Lipocine has shared interim data from a small clinical trial of its NASH candidate LPCN 1144. Shares in the nanocap biotech shot up more than 100% in premarket trading before falling away somewhat as people dug deeper into the data.
Salt Lake City-based Lipocine framed results from the single-arm, open-label trial as evidence that its oral prodrug of bioidentical testosterone can deliver “meaningful” reductions in liver fat. To make its case, Lipocine singled out nine participants with baseline liver fat of 10% or more from the study of 36 hypogonadal males. Two of the patients were excluded from the analysis due to missing data.

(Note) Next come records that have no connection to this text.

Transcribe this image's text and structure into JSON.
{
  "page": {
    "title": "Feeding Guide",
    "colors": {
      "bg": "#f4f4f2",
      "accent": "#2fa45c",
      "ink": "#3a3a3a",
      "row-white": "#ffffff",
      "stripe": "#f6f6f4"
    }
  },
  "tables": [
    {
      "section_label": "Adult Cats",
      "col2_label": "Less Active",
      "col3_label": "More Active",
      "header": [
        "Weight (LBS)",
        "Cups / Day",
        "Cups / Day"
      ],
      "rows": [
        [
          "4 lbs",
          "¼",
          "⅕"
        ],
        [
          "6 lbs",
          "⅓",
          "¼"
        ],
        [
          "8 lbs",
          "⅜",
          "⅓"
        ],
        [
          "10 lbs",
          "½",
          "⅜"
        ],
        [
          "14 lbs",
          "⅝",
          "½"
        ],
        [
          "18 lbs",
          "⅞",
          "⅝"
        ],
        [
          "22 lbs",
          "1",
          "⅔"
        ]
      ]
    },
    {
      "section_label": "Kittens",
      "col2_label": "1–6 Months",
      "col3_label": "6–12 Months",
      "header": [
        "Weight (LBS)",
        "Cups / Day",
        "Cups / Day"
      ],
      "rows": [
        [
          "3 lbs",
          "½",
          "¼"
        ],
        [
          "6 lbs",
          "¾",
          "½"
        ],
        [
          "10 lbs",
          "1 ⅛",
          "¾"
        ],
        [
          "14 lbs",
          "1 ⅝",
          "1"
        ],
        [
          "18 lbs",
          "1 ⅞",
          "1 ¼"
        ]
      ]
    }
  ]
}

Among the seven people selected for analysis, the baseline mean liver fat was 21%. After eight weeks of treatment, the magnetic resonance imaging, proton density fat fraction technique found relative and absolute mean reductions in liver fat of 7.6% and 38%, respectively.
Lipocine also looked at how many of the seven patients experienced an absolute reduction in liver fat of 4.1% or more, a figure it selected as another study found that was the mean change in histological responders to a NASH intervention. Six of the seven patients in the analyzed subgroup experienced a 4.1% improvement. Five of the subjects experienced the relative change identified in the other study.
Multiple limitations of the study make it hard to gauge what the data say about the efficacy of the drug. A full picture will only emerge once LPCN 1144 is tested against a control in more patients, but Stephen Harrison was willing to talk up the drug’s prospects on the strength of the available data.
“The interim results strongly suggest the potential benefit of LPCN 1144 therapy for patients with NAFLD and support further study to validate a histopathologic benefit in patients with NASH,” Harrison, medical director at liver trial service provider Pinnacle Clinical Research, said in a statement.
Lipocine will now continue to gather data in the 16-week study.